The analysis set forth in this memorandum is consistent with the policy reflected in a number of provisions of the Code that an insurance company can be engaged in an active trade or business even though its principal assets consist of financial property. For example, this position has been taken in the following provisions: (i) the passive foreign investment company rules;10 (ii) the personal holding company rules,11 and (iii) the subpart F income rules.12

Furthermore, the analysis set forth in this memorandum is directly analogous to the treatment of land under the proposed regulations under Section 1400Z-2. Pursuant to the proposed regulations the IRS has expressly stated that land can be categorized as either a qualified zone business asset or a passive investment asset. Specifically, the preamble to the second set of proposed regulations under Section 1400Z-2 provides that:

“. . . the holding of land for investment does not give rise to a trade or business and such land could not be qualified opportunity zone property. Moreover, land is a crucial business asset for numerous types of operating businesses aside from real estate development, and the degree to which it is necessary or useful for taxpayers seeking to grow their businesses to improve the land that their businesses depend on will vary greatly by region, industry and particular business.”13

Applying these rules by analogy to insurance companies, it is clear that the financial assets used by an insurance company in the active conduct of an insurance trade or business also are “crucial business assets” and should be treated as assets used in an opportunity zone business and not “nonqualified financial property” with the meaning of Sections 1397C(b)(8) and 1397C(e).

Proposal

Based on the analysis above, we believe that the final regulations should provide an exception for an insurance company general account assets, similar to the working capital exception. We propose the following additional safe harbor as a new Prop. Reg. § 1.1400Z2(d)-1(d)(5)(v) to read as follows:

(v) Safe harbor for insurance company general account assets. Solely for purposes of applying section 1397C(e) to the definition of a qualified opportunity zone business under section 1400Z-2(d)(3), nonqualified financial property shall not include insurance company general account assets.

FOOTNOTES

1Section 1400Z-2(d)(1). All section references herein are to the Code.

2Section 1400Z-2(d)(2).

3Section 1400Z-2(d)(3)(A)(i).

4Section 1400Z-2(d)(3)(A)(ii) (reference to Section 1397C(b)(2)); Prop. Reg. § 1.1400Z2(d)-1(d)(5)(i).

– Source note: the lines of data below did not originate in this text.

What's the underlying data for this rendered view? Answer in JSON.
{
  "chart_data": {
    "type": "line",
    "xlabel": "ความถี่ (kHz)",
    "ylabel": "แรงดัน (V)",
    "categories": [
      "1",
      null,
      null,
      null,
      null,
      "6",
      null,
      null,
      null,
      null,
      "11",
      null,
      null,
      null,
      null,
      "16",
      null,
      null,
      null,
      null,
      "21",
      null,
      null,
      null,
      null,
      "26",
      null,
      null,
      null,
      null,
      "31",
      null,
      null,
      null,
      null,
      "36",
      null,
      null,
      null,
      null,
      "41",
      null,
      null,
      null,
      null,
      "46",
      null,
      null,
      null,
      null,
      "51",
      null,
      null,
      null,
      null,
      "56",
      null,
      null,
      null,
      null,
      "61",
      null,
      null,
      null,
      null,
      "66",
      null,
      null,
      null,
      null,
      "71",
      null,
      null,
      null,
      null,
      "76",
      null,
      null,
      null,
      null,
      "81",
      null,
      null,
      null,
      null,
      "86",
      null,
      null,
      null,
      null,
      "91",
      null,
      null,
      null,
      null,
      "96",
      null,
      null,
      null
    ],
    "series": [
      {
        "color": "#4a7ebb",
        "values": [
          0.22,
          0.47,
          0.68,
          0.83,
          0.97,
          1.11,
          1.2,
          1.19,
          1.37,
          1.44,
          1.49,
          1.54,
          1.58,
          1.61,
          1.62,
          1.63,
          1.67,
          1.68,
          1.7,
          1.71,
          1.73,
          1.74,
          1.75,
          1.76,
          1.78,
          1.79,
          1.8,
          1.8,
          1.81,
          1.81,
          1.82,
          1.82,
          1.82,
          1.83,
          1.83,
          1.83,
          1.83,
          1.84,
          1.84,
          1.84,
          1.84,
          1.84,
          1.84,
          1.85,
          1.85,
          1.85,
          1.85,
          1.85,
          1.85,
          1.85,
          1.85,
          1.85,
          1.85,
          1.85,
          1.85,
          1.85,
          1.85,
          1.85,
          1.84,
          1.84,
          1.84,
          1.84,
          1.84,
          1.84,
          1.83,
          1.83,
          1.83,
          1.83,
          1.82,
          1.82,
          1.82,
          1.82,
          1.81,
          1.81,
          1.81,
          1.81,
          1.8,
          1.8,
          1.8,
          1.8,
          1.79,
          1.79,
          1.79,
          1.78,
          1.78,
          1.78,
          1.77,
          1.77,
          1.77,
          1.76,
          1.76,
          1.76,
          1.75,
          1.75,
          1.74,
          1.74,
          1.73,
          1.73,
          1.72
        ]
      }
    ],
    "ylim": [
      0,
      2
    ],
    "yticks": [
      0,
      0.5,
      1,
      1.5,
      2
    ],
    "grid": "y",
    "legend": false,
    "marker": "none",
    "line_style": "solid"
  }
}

5Section 1400Z-2(d)(3)(A)(ii) (reference to Section 1397C(b)(4)); Prop. Reg. § 1.1400Z2(d)-1(d)(5)(ii).

6Section 1400Z-2(d)(3)(A)(ii) (reference to Section 1397C(b)(8)); Prop. Reg. § 1.1400Z2(d)-1(d)(5)(iii).

883 Fed. Reg. 54279, 54288 (Oct. 29, 2018).

984 Fed. Reg. 18652, 18658 (May 1, 2019).

10See Section 1297(b)(2) (for purposes of the passive foreign investment company rules, “passive income” does not include any income derived in the active conduct of an insurance business by a qualifying insurance corporation).

11See Section 542(c)(3) (excluding a life insurance company from the definition of personal holding company).

12See Section 954(i) (for purposes of the “subpart F income” rules, “foreign personal holding company income” does not include qualified insurance income of a qualifying insurance company).

1384 Fed. Reg. 18652, 18655 (May 1, 2019). The proposed regulations adopted an anti-abuse rule to prevent tax results that are “inconsistent with the purposes of section 1400Z-2” Prop. Reg. § 1400Z2(f)-1(c)(1).